Na teoria da comunicação e na experiência da minha própria vida, sempre compreendi algumas mensagens em escala, como a de que uma imagem vale mais do que mil palavras. Que um governo considerado ético é aquele que não rouba e não deixa roubar. Ou que, em relação ao espírito de solidariedade, um erro não induz nem justifica a conivência com outro erro ou com o ato infringente de norma ética ou legal. Mas, nos últimos anos, a inversão de valores é tamanha que fico pensando se terei sucesso na pregação do que sempre aprendi e entendi como o melhor para viver em dignidade.
Acho inaceitável a mais recente afirmação do presidente Lula, quando comentou o flagrante do governador do Distrito Federal, José Roberto Arruda (DEM), recebendo um bolo de dinheiro com vídeo e áudio, de que "a imagem não fala por si". Não fosse esse mais um ato que não é isolado sob o seu governo, Lula vem pregando um tratamento político para cada desvio de conduta dos homens públicos neste país, justificando que o Brasil vive uma onda de denuncismo, julgamentos apressados e criminalização pela imprensa e pelos canais competentes (TCU, TCE’s, MP’s) de fiscalização e controle sobre a aplicação de dinheiro público.
Lí um artigo de JR Guzzo na última página da revista Veja, no último final de semana, que faz uma excelente reflexão sobre o estado de institucionalização da bandalheira nos últimos sete anos, graças à complacência do presidente da República, que deveria ser o primeiro a explicitar os melhores exemplos para a Nação. Guzzo enfatiza que "há muito tempo, na verdade, a divulgação de um escândalo deixou de inibir outro; ser pego em flagrante é a última de suas preocupações".
Ele pinça vários acontecimentos desse período lulopetista, de responsabilidade do governo e da oposição, protegidos sob a inspiração no que ele chama de "evangelho de Lula e se sustenta que ninguém é culpado de nada". Os ministros do governo Lula entoam esse mantra e diminuem a responsabilidade dos mensaleiros com as chagas na imagem do PT: "Até agora não temos nenhuma dessas pessoas julgada e condenada, por isso acho absolutamente normal que elas exerçam os seus direitos políticos", conforme Dilma Rousseff na convenção do partido.
Ou então sobre as declarações de Juca Ferreira, ministro da Cultura, de que "a imprensa é paga para mentir" e, portanto, ninguém deve acreditar no que ouve, vê ou lê nos meios de comunicação.
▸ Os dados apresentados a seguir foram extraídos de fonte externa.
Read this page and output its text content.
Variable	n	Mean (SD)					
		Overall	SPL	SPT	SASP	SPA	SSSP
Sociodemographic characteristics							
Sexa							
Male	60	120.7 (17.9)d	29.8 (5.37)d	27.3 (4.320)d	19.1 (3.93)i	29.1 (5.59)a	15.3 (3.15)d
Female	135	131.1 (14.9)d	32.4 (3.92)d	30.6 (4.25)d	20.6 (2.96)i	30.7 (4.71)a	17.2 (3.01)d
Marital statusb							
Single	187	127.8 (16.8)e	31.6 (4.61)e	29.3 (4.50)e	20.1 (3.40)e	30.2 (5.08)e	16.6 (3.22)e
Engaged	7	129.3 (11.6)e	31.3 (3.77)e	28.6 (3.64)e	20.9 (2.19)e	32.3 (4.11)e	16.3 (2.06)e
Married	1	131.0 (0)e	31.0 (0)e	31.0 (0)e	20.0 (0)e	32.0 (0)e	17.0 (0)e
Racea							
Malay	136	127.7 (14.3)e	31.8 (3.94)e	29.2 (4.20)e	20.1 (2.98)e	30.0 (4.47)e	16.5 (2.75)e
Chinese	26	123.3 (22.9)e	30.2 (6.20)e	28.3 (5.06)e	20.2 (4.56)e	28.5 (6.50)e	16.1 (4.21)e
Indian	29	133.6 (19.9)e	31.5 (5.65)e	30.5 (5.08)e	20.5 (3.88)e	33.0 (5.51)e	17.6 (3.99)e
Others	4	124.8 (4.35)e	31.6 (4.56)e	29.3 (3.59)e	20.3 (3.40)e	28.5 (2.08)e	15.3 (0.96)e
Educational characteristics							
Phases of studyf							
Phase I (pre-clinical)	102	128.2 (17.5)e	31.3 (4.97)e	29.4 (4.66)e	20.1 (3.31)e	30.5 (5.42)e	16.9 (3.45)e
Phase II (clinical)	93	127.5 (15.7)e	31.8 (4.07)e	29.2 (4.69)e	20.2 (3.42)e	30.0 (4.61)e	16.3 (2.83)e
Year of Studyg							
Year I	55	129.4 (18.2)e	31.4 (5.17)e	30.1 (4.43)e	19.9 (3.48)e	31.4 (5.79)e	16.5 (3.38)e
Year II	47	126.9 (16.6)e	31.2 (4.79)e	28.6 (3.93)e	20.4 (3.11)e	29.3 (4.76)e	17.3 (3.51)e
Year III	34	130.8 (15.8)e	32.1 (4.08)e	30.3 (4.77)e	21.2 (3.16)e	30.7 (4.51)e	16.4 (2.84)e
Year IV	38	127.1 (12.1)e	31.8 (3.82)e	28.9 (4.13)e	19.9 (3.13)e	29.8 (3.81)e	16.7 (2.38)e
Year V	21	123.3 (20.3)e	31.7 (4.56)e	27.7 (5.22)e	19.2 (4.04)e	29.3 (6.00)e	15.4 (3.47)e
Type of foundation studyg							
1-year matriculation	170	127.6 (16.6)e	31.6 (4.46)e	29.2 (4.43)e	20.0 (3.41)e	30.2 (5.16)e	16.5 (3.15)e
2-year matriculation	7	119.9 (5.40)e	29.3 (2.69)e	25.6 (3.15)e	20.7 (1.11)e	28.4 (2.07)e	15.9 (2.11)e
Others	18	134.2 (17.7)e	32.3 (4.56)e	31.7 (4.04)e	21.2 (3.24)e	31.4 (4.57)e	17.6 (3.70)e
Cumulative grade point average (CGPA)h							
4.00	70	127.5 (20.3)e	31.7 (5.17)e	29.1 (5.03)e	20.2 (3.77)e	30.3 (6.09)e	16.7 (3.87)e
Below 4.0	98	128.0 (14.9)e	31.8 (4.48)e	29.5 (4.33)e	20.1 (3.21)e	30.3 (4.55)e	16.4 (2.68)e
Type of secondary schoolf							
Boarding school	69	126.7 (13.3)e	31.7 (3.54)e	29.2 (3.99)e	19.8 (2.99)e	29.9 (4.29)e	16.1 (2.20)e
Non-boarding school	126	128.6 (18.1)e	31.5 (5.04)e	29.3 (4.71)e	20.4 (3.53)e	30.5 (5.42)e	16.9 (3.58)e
Isso é muito ruim para a educação de um povo, que se sente cada vez menor diante dos mais espertos que pode sobreviver apenas se levar vantagem em quase tudo…
Qual a vantagem da ética sobre esse mar de lama, se os julgamentos tendem a respostas políticas ao invés de revelar a verdade ou decisões isentas ? Na semana passada o STF decidiu aceitar a denúncia contra o ex-governador de Minas Gerais, Eduardo Azeredo (PSDB), e o novo ministro José Antonio Dias Toffoli votou contra, deixando no ar a interpretação de que um voto favorável derrubaria a tese do "eu não sabia", que ele construiu para isentar Lula.
Mas essa tese valeu antes para considerar o presidente inocente no processo do mensalão que exonerou ministros e afastou deputados do PT e da sua base aliada em 2006. O próprio senador Eduardo Azeredo disse que a sua situação é muito semelhante, mas o tratamento foi desigual e Lula não recebeu nenhum inquérito. Um erro justificaria o outro nesse caso ? A sociedade brasileira é obrigada a aceitar a compensação das falhas, se as provas forem fabricadas ou as imagens e indícios não falarem por si ?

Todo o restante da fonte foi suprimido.